Il trittico, ascrivibile dunque alla prima fase del gualdese, raffigura la Vergine con devoti tra San Giacomo e San Pellegrino, guardati dall’alto dall’Eterno e due angeli. Se la parte superiore inizia a risentire di arie più umbre, signorelliane, il registro inferiore è ancora legato all’Eccentrico, con l’allungamento dei corpi rimarcato dalle torsioni talvolta irreali: emblematici i punti in comune con i calzari di San Giacomo e gli stessi decorati nella Pala di Nocera Umbra. Interessante il muro di fondo, che riprende, come la struttura e le colonnine centrali, il Trittico di Casacastalda del padre Matteo. Il viso della Vergine, così come le genti che a lei si rivolgono, ai suoi piedi, ricordano i tipi che Girolamo usa per l’Incontro tra Gioacchino e Anna alla Porta Aurea, versione simile alla pala nocerina del padre ma successiva, oggi conservata presso la Rocca Flea di Gualdo Tadino.
Girolamo sarà più volte a San Pellegrino: oltre alla tavola e alle due decorazioni a lui molto vicine in Santa Maria delle Grazie, raffiguranti San’Antonio abate e San Francesco, suoi gli affreschi della sacrestia nella chiesa dedicata al santo, con un’Incredulità di San Tommaso molto vicina alle decorazioni di Santa Maria di Laverino, in provincia di Macerata ma poco oltre il confine con Nocera Umbra, attribuite allo stesso Girolamo, e quindi una raffigurazione del Santo Pellegrino in controfacciata che sembra opera del suo primissimo periodo. Sempre nella sacrestia, cuore principale dell’antica chiesa di San Pellegrino, si alternano, nella seconda sala, due registri di affreschi. Da sinistra, e dall’alto, attribuibili a Girolamo, o a Matteo e Girolamo, una Madonna col Bambino in trono e San Francesco, una Crocefissione con un’intensa ricerca di sfondo, quel che resta di un San Cristoforo, quindi nella parte inferiore una Maestà molto vicina agli esempi sigillani di Girolamo, una Santissima Trinità e un San Sebastiano dall’elevata cifra stilistica per quel che concerne la ricercatezza anatomica.
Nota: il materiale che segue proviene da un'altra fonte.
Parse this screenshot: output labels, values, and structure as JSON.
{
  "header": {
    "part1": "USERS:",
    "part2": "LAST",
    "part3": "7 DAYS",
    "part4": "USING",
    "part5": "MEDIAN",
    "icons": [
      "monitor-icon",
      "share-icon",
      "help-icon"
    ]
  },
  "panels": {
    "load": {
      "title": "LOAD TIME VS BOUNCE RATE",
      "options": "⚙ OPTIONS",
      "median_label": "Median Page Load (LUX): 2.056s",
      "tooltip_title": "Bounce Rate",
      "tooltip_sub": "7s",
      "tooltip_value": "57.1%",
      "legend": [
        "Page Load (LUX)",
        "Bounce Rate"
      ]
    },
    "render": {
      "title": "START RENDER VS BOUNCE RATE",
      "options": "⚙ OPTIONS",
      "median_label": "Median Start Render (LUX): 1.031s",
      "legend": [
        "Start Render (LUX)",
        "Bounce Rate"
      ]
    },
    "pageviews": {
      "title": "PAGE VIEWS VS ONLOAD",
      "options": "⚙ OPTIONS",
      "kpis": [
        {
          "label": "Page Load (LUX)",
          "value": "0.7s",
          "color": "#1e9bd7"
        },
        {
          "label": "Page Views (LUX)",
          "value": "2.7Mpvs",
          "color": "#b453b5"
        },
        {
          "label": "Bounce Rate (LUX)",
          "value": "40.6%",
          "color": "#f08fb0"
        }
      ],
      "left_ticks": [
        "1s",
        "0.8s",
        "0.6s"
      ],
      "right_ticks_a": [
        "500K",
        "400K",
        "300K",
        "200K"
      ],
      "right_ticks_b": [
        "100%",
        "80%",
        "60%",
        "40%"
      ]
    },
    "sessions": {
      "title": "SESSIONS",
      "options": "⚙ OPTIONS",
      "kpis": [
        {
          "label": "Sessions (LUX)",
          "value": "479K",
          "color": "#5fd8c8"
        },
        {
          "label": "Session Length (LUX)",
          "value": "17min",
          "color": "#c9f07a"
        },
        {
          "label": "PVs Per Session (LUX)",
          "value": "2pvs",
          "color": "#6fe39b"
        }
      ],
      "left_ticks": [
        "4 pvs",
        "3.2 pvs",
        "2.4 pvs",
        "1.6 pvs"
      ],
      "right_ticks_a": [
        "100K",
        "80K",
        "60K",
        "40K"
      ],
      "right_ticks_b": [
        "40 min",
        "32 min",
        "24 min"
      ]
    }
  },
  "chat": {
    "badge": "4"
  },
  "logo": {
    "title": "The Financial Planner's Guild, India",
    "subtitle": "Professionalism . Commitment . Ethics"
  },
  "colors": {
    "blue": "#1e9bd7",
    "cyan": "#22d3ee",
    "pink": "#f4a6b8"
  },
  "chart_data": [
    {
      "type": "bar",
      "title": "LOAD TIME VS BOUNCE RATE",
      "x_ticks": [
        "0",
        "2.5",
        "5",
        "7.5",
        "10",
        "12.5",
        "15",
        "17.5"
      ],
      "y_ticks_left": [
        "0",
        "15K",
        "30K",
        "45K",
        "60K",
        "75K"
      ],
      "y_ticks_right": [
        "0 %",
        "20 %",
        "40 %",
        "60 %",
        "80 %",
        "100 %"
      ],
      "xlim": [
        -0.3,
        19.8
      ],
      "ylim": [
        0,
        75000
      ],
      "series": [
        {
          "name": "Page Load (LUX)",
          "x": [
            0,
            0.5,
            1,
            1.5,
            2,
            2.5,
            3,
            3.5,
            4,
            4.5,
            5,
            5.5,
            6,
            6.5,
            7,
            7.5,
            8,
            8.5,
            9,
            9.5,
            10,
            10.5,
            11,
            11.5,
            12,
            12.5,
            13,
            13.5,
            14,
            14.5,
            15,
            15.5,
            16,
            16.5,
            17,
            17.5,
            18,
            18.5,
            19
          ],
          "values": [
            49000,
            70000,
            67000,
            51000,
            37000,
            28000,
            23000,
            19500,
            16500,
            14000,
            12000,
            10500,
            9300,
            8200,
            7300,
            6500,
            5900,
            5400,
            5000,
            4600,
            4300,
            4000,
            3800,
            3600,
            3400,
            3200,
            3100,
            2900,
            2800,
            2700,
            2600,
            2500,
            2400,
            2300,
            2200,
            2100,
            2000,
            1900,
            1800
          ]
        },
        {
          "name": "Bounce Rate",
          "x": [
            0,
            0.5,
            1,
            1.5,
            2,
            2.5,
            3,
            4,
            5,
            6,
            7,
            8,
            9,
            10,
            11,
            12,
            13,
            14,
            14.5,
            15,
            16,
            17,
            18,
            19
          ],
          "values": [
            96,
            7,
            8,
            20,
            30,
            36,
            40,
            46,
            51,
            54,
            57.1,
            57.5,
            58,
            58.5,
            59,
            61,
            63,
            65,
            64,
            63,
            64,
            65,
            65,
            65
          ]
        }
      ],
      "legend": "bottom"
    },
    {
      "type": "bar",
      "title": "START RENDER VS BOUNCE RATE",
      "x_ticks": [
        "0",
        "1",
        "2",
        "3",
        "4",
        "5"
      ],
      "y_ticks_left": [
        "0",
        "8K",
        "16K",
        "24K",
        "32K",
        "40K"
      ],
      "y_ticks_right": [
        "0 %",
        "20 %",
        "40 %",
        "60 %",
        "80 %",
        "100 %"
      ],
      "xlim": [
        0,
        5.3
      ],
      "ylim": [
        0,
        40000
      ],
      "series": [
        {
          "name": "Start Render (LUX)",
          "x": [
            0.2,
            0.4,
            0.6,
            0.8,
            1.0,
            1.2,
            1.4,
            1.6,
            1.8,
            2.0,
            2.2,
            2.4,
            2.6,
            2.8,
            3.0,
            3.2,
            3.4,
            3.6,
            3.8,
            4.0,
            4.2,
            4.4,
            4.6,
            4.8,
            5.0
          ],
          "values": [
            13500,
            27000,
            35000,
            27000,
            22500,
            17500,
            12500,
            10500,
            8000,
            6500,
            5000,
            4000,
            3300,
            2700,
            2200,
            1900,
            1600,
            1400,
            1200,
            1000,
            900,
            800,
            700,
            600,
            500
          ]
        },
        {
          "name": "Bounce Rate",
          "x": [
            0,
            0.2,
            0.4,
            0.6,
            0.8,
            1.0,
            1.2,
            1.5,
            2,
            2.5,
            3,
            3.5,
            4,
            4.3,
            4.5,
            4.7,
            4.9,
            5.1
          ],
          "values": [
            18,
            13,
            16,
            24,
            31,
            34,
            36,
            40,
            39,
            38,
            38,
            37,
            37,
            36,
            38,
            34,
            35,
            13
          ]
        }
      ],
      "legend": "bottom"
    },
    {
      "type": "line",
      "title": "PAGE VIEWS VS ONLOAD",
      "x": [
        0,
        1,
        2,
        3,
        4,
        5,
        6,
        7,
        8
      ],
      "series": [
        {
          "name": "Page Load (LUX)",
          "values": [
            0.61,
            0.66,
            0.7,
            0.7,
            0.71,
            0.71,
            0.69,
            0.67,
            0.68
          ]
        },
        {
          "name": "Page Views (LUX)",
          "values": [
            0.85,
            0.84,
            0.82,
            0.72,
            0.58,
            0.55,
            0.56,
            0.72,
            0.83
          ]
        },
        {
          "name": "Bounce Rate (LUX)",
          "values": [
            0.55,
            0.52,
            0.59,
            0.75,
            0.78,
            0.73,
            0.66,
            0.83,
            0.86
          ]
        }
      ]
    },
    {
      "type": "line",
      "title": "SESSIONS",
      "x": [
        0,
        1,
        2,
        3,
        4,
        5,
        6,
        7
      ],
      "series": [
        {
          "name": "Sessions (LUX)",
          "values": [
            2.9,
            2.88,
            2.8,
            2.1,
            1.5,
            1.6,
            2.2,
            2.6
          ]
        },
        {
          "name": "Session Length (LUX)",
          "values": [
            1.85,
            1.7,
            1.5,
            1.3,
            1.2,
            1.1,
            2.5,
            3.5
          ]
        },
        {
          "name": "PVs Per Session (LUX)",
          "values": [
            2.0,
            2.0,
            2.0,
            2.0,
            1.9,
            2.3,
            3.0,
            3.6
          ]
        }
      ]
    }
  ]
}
Il Medioevo è ormai giunto al termine ma il trittico di Santa Maria delle Grazie, così come gli affreschi della chiesa maggiore, ci parla di antiche tradizioni: Girolamo raffigura il protettore del castello, il Santo Pellegrino, ma anche San Giacomo, San Cristoforo, San Sebastiano, rimarcando l’importanza del pellegrinaggio per un borgo un tempo centralissimo nella vita spirituale; sono le stesse antiche mulattiere che diventano strade romane, le antiche vie che assurgono a cammino di pellegrinaggio, è la storia che passa per l’Appennino, vi si ferma e ne esce completamente differente. Girolamo riceve poca attenzione fino alla seconda metà dello scorso secolo ma è interprete del cambiamento artistico e sociale, ed è, assieme al figlio Bernardo, l’erede della bottega paterna, che con loro si spegnerà, salvo alcuni esempi di sconosciuti allievi. E noi, umili spettatori, osserviamo in silenzio i dettagli che accompagnano questa lunga metamorfosi dell’uomo, nella quale siamo pienamente coinvolti.
Non ci resta che osservare la luce che gioca in silenzio.